Georgia is moving ahead after the 2008 war

Georgia is moving ahead after the 2008 war

The pictures of war on major news networks mean destruction, devastation and despair for those embroiled in conflict. If the eye of an international reporter ever returns to those areas as the years pass, one usually sees a grim reality, where human suffering prevails, with no hope in sight. This was one possible scenario for my country as well, as it was invaded by a neighbor vastly superior in size and military capabilities. Still worse was the threat of the obliteration of our very statehood and of our way of life.

Yet neither of these scenarios came to pass. The Georgian people defended their homeland. Our friends and allies stood by us in the international arena to rebuke the invasion. Georgia keeps its identity as a free nation and is moving ahead, though ever-mindful of the threat that is still looming from the two Russian military bases that were set up on occupied territories, in violation of the ceasefire agreement and fundamental principles of international law.

The country withstood the shock and managed to rebound and achieve steady economic growth, with its real GDP growing 6.4% in 2010 and 7% in 2011. As this year wanes, we expect to open a major railway route linking Central Asia with Turkey and onwards to Europe. The U.N. World Tourism Organization singled out Georgia for its remarkable growth in tourism – arrivals have almost tripled in the past five years, from just below a million in 2006 to close to 3 million in 2011. Georgia still remains one of the safest and least corrupt countries in Europe, where business is easy to do.

Georgia’s democratic choice remains unshaken. The citizens will vote on Oct. 1 to elect a new Parliament and to rejuvenate our democracy. Our public-service halls – the key way in which citizens interact with the government on a daily basis – won a prize in a worldwide, peer-nominated U.N. contest for their innovative design of services.
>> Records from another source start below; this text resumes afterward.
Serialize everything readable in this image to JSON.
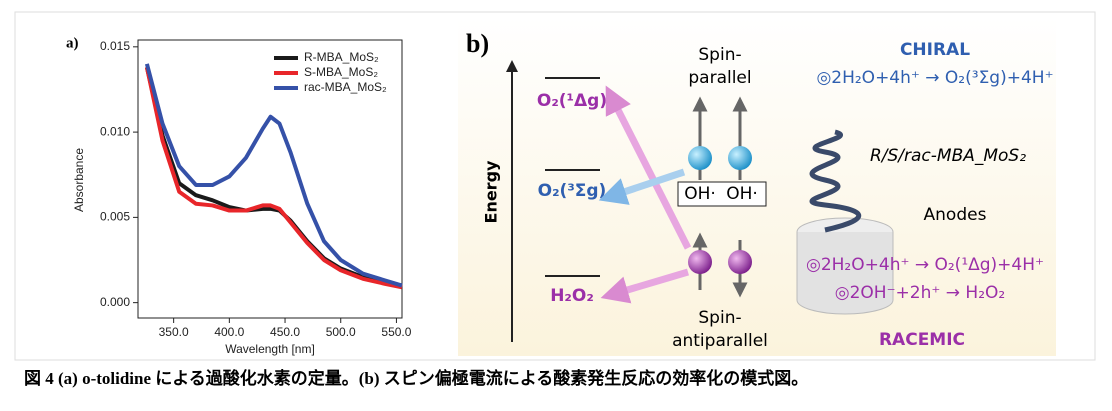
{
  "chart_data": {
    "type": "line",
    "label": "a)",
    "xlabel": "Wavelength [nm]",
    "ylabel": "Absorbance",
    "x": [
      326,
      340,
      355,
      370,
      385,
      400,
      415,
      430,
      437,
      445,
      455,
      470,
      485,
      500,
      520,
      540,
      555
    ],
    "series": [
      {
        "name": "R-MBA_MoS₂",
        "color": "#1a1a1a",
        "values": [
          0.0138,
          0.0098,
          0.007,
          0.0063,
          0.006,
          0.0056,
          0.0054,
          0.0055,
          0.0055,
          0.0054,
          0.0048,
          0.0036,
          0.0026,
          0.002,
          0.0015,
          0.0012,
          0.001
        ]
      },
      {
        "name": "S-MBA_MoS₂",
        "color": "#e8262a",
        "values": [
          0.0138,
          0.0095,
          0.0065,
          0.0058,
          0.0057,
          0.0054,
          0.0054,
          0.0057,
          0.0057,
          0.0055,
          0.0047,
          0.0035,
          0.0025,
          0.0019,
          0.0014,
          0.0011,
          0.0009
        ]
      },
      {
        "name": "rac-MBA_MoS₂",
        "color": "#3551a8",
        "values": [
          0.014,
          0.0105,
          0.008,
          0.0069,
          0.0069,
          0.0074,
          0.0085,
          0.0102,
          0.0109,
          0.0105,
          0.0088,
          0.0058,
          0.0036,
          0.0025,
          0.0017,
          0.0013,
          0.001
        ]
      }
    ],
    "xlim": [
      318,
      555
    ],
    "xticks": [
      {
        "value": 350,
        "label": "350.0"
      },
      {
        "value": 400,
        "label": "400.0"
      },
      {
        "value": 450,
        "label": "450.0"
      },
      {
        "value": 500,
        "label": "500.0"
      },
      {
        "value": 550,
        "label": "550.0"
      }
    ],
    "ylim": [
      -0.0009,
      0.0154
    ],
    "yticks": [
      {
        "value": 0,
        "label": "0.000"
      },
      {
        "value": 0.005,
        "label": "0.005"
      },
      {
        "value": 0.01,
        "label": "0.010"
      },
      {
        "value": 0.015,
        "label": "0.015"
      }
    ],
    "grid": false,
    "legend": "upper right"
  },
  "diagram": {
    "label": "b)",
    "axis_label": "Energy",
    "levels": [
      "O₂(¹Δg)",
      "O₂(³Σg)",
      "H₂O₂"
    ],
    "spin_parallel": [
      "Spin-",
      "parallel"
    ],
    "radicals": [
      "OH·",
      "OH·"
    ],
    "spin_antiparallel": [
      "Spin-",
      "antiparallel"
    ],
    "chiral": {
      "title": "CHIRAL",
      "reactions": [
        "◎2H₂O+4h⁺ → O₂(³Σg)+4H⁺"
      ]
    },
    "catalyst": "R/S/rac-MBA_MoS₂",
    "electrode": "Anodes",
    "racemic": {
      "title": "RACEMIC",
      "reactions": [
        "◎2H₂O+4h⁺ → O₂(¹Δg)+4H⁺",
        "◎2OH⁻+2h⁺ → H₂O₂"
      ]
    }
  },
  "caption": "図 4 (a) o-tolidine による過酸化水素の定量。(b) スピン偏極電流による酸素発生反応の効率化の模式図。"
}
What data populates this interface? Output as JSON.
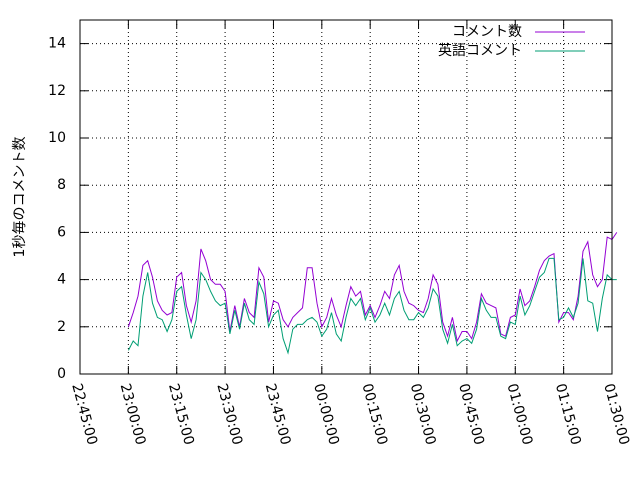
{
  "chart_data": {
    "type": "line",
    "ylabel": "1秒毎のコメント数",
    "ylim": [
      0,
      15
    ],
    "yticks": [
      0,
      2,
      4,
      6,
      8,
      10,
      12,
      14
    ],
    "xticks": [
      "22:45:00",
      "23:00:00",
      "23:15:00",
      "23:30:00",
      "23:45:00",
      "00:00:00",
      "00:15:00",
      "00:30:00",
      "00:45:00",
      "01:00:00",
      "01:15:00",
      "01:30:00"
    ],
    "x_start": "23:00:00",
    "x_step_minutes": 1.5,
    "legend_position": "top-right",
    "series": [
      {
        "name": "コメント数",
        "color": "#9400d3",
        "values": [
          2.0,
          2.6,
          3.3,
          4.6,
          4.8,
          4.1,
          3.1,
          2.7,
          2.5,
          2.6,
          4.1,
          4.3,
          2.9,
          2.2,
          3.1,
          5.3,
          4.8,
          4.0,
          3.8,
          3.8,
          3.5,
          1.8,
          2.9,
          2.0,
          3.2,
          2.6,
          2.4,
          4.5,
          4.1,
          2.2,
          3.1,
          3.0,
          2.3,
          2.0,
          2.4,
          2.6,
          2.8,
          4.5,
          4.5,
          3.0,
          2.0,
          2.4,
          3.2,
          2.5,
          2.0,
          2.9,
          3.7,
          3.3,
          3.5,
          2.5,
          2.9,
          2.4,
          2.9,
          3.5,
          3.2,
          4.2,
          4.6,
          3.5,
          3.0,
          2.9,
          2.7,
          2.6,
          3.2,
          4.2,
          3.8,
          2.2,
          1.6,
          2.4,
          1.4,
          1.8,
          1.8,
          1.5,
          2.2,
          3.4,
          3.0,
          2.9,
          2.8,
          1.7,
          1.6,
          2.4,
          2.5,
          3.6,
          2.9,
          3.1,
          3.7,
          4.4,
          4.8,
          5.0,
          5.1,
          2.2,
          2.6,
          2.6,
          2.3,
          3.3,
          5.2,
          5.6,
          4.2,
          3.7,
          4.0,
          5.8,
          5.7,
          6.0
        ]
      },
      {
        "name": "英語コメント",
        "color": "#009e73",
        "values": [
          1.0,
          1.4,
          1.2,
          3.3,
          4.3,
          3.0,
          2.4,
          2.3,
          1.8,
          2.3,
          3.5,
          3.7,
          2.5,
          1.5,
          2.3,
          4.3,
          4.0,
          3.5,
          3.1,
          2.9,
          3.0,
          1.7,
          2.7,
          1.9,
          3.0,
          2.3,
          2.1,
          3.9,
          3.4,
          2.0,
          2.5,
          2.7,
          1.5,
          0.9,
          1.9,
          2.1,
          2.1,
          2.3,
          2.4,
          2.2,
          1.6,
          1.9,
          2.6,
          1.7,
          1.4,
          2.4,
          3.2,
          2.9,
          3.2,
          2.3,
          2.8,
          2.2,
          2.5,
          3.0,
          2.5,
          3.2,
          3.5,
          2.7,
          2.3,
          2.3,
          2.6,
          2.4,
          2.8,
          3.6,
          3.3,
          1.9,
          1.3,
          2.1,
          1.2,
          1.4,
          1.5,
          1.3,
          1.9,
          3.2,
          2.7,
          2.4,
          2.4,
          1.6,
          1.5,
          2.2,
          2.1,
          3.3,
          2.5,
          2.9,
          3.5,
          4.1,
          4.3,
          4.9,
          4.9,
          2.3,
          2.4,
          2.8,
          2.4,
          3.0,
          4.9,
          3.1,
          3.0,
          1.8,
          3.2,
          4.2,
          4.0,
          4.0
        ]
      }
    ]
  }
}
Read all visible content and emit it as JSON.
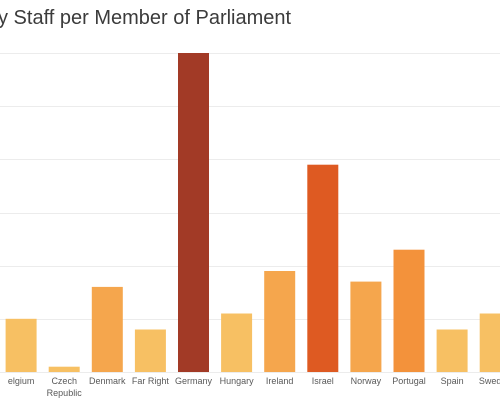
{
  "chart_data": {
    "type": "bar",
    "title": "y Staff per Member of Parliament",
    "xlabel": "",
    "ylabel": "",
    "categories": [
      "elgium",
      "Czech\nRepublic",
      "Denmark",
      "Far Right",
      "Germany",
      "Hungary",
      "Ireland",
      "Israel",
      "Norway",
      "Portugal",
      "Spain",
      "Sweden"
    ],
    "values": [
      1.0,
      0.1,
      1.6,
      0.8,
      6.0,
      1.1,
      1.9,
      3.9,
      1.7,
      2.3,
      0.8,
      1.1
    ],
    "ylim": [
      0,
      6.0
    ],
    "grid": true,
    "legend": "none",
    "colors": [
      "#f7c063",
      "#f7c063",
      "#f5a64d",
      "#f7c063",
      "#a23a26",
      "#f7c063",
      "#f5a64d",
      "#de5a22",
      "#f5a64d",
      "#f3923b",
      "#f7c063",
      "#f7c063"
    ]
  }
}
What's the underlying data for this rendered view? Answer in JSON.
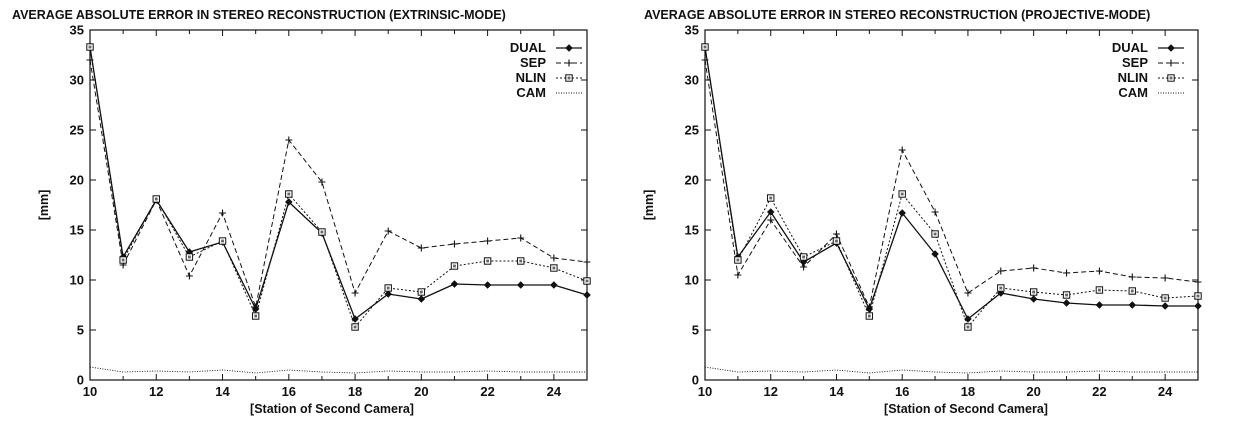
{
  "chart_data": [
    {
      "type": "line",
      "title": "AVERAGE ABSOLUTE ERROR IN STEREO RECONSTRUCTION (EXTRINSIC-MODE)",
      "xlabel": "[Station of Second Camera]",
      "ylabel": "[mm]",
      "xlim": [
        10,
        25
      ],
      "ylim": [
        0,
        35
      ],
      "xticks": [
        10,
        12,
        14,
        16,
        18,
        20,
        22,
        24
      ],
      "yticks": [
        0,
        5,
        10,
        15,
        20,
        25,
        30,
        35
      ],
      "grid": false,
      "legend": "top-right",
      "x": [
        10,
        11,
        12,
        13,
        14,
        15,
        16,
        17,
        18,
        19,
        20,
        21,
        22,
        23,
        24,
        25
      ],
      "series": [
        {
          "name": "DUAL",
          "values": [
            33.3,
            12.3,
            18.0,
            12.8,
            13.8,
            7.1,
            17.8,
            14.7,
            6.1,
            8.6,
            8.1,
            9.6,
            9.5,
            9.5,
            9.5,
            8.5
          ]
        },
        {
          "name": "SEP",
          "values": [
            32.0,
            11.5,
            18.0,
            10.4,
            16.7,
            7.3,
            24.0,
            19.8,
            8.7,
            14.9,
            13.2,
            13.6,
            13.9,
            14.2,
            12.2,
            11.8
          ]
        },
        {
          "name": "NLIN",
          "values": [
            33.3,
            12.0,
            18.1,
            12.3,
            13.9,
            6.4,
            18.6,
            14.8,
            5.3,
            9.2,
            8.8,
            11.4,
            11.9,
            11.9,
            11.2,
            9.9
          ]
        },
        {
          "name": "CAM",
          "values": [
            1.3,
            0.8,
            0.9,
            0.8,
            1.0,
            0.7,
            1.0,
            0.8,
            0.7,
            0.9,
            0.8,
            0.8,
            0.9,
            0.8,
            0.8,
            0.8
          ]
        }
      ]
    },
    {
      "type": "line",
      "title": "AVERAGE ABSOLUTE ERROR IN STEREO RECONSTRUCTION (PROJECTIVE-MODE)",
      "xlabel": "[Station of Second Camera]",
      "ylabel": "[mm]",
      "xlim": [
        10,
        25
      ],
      "ylim": [
        0,
        35
      ],
      "xticks": [
        10,
        12,
        14,
        16,
        18,
        20,
        22,
        24
      ],
      "yticks": [
        0,
        5,
        10,
        15,
        20,
        25,
        30,
        35
      ],
      "grid": false,
      "legend": "top-right",
      "x": [
        10,
        11,
        12,
        13,
        14,
        15,
        16,
        17,
        18,
        19,
        20,
        21,
        22,
        23,
        24,
        25
      ],
      "series": [
        {
          "name": "DUAL",
          "values": [
            33.3,
            12.3,
            16.8,
            11.8,
            13.7,
            7.1,
            16.7,
            12.6,
            6.1,
            8.7,
            8.1,
            7.7,
            7.5,
            7.5,
            7.4,
            7.4
          ]
        },
        {
          "name": "SEP",
          "values": [
            32.0,
            10.5,
            16.0,
            11.3,
            14.6,
            7.3,
            23.0,
            16.8,
            8.7,
            10.9,
            11.2,
            10.7,
            10.9,
            10.3,
            10.2,
            9.8
          ]
        },
        {
          "name": "NLIN",
          "values": [
            33.3,
            12.0,
            18.2,
            12.3,
            13.9,
            6.4,
            18.6,
            14.6,
            5.3,
            9.2,
            8.8,
            8.5,
            9.0,
            8.9,
            8.2,
            8.4
          ]
        },
        {
          "name": "CAM",
          "values": [
            1.3,
            0.8,
            0.9,
            0.8,
            1.0,
            0.7,
            1.0,
            0.8,
            0.7,
            0.9,
            0.8,
            0.8,
            0.9,
            0.8,
            0.8,
            0.8
          ]
        }
      ]
    }
  ]
}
Our nation is negotiating an Association Agreement and a free-trade agreement with the EU, and implementing reforms to strengthen our justice system, local governance and penitentiaries.

While we are proud of our successes, we call attention to the plight of the thousands who were displaced during the war, whose homes were often razed to the ground in an act of ethnic cleansing. Immediately after the war the government made sure most of these families met the winter of 2008 under their own new roofs, but their rights are far from being acknowledged, and their loss is far from compensated. Justice has yet to be restored.

As we work to advance our nation, we need help and support from the international community to condemn and reverse the occupation, and to make our successes available to those that reside on the 20 percent of Georgian territory currently occupied by Russian troops. In the 21st century no power can afford to lock people behind barbed wire, to raze villages to make way for military bases, to deprive children the right to study in their mother tongue, or to make carrying a gun the only available employment.

We have reached out to all those who reside on occupied territories, to engage with them, to offer services, to build confidence and to restore the social fabric that linked our communities for centuries. Georgia maintains neighborly relations with the Russian people – we canceled visa requirements for all Russian citizens this March, and the tourists have poured in, despite the propaganda of fear propagated by the Kremlin. We are ready to engage in constructive talks with Russia. Georgia has made a unilateral pledge not to use force. There has been no reciprocity, but we hope, often beyond hope, that the hearts and minds in Moscow will slowly change.

Georgia has achieved a lot, but we still need a friendly hand so that all of our compatriots may live in peace, dignity and security. The governments and civil society of the free world should continue delivering the loud and clear message to the government of the Russian Federation that the military occupation cannot be tolerated, that systematic abuse of human rights cannot be window-dressed as nation-building, and that ethnic cleansing has no place in modern society. Four years after the war, the Georgian nation stands tall, looks to the future, and demands justice for all of its residents.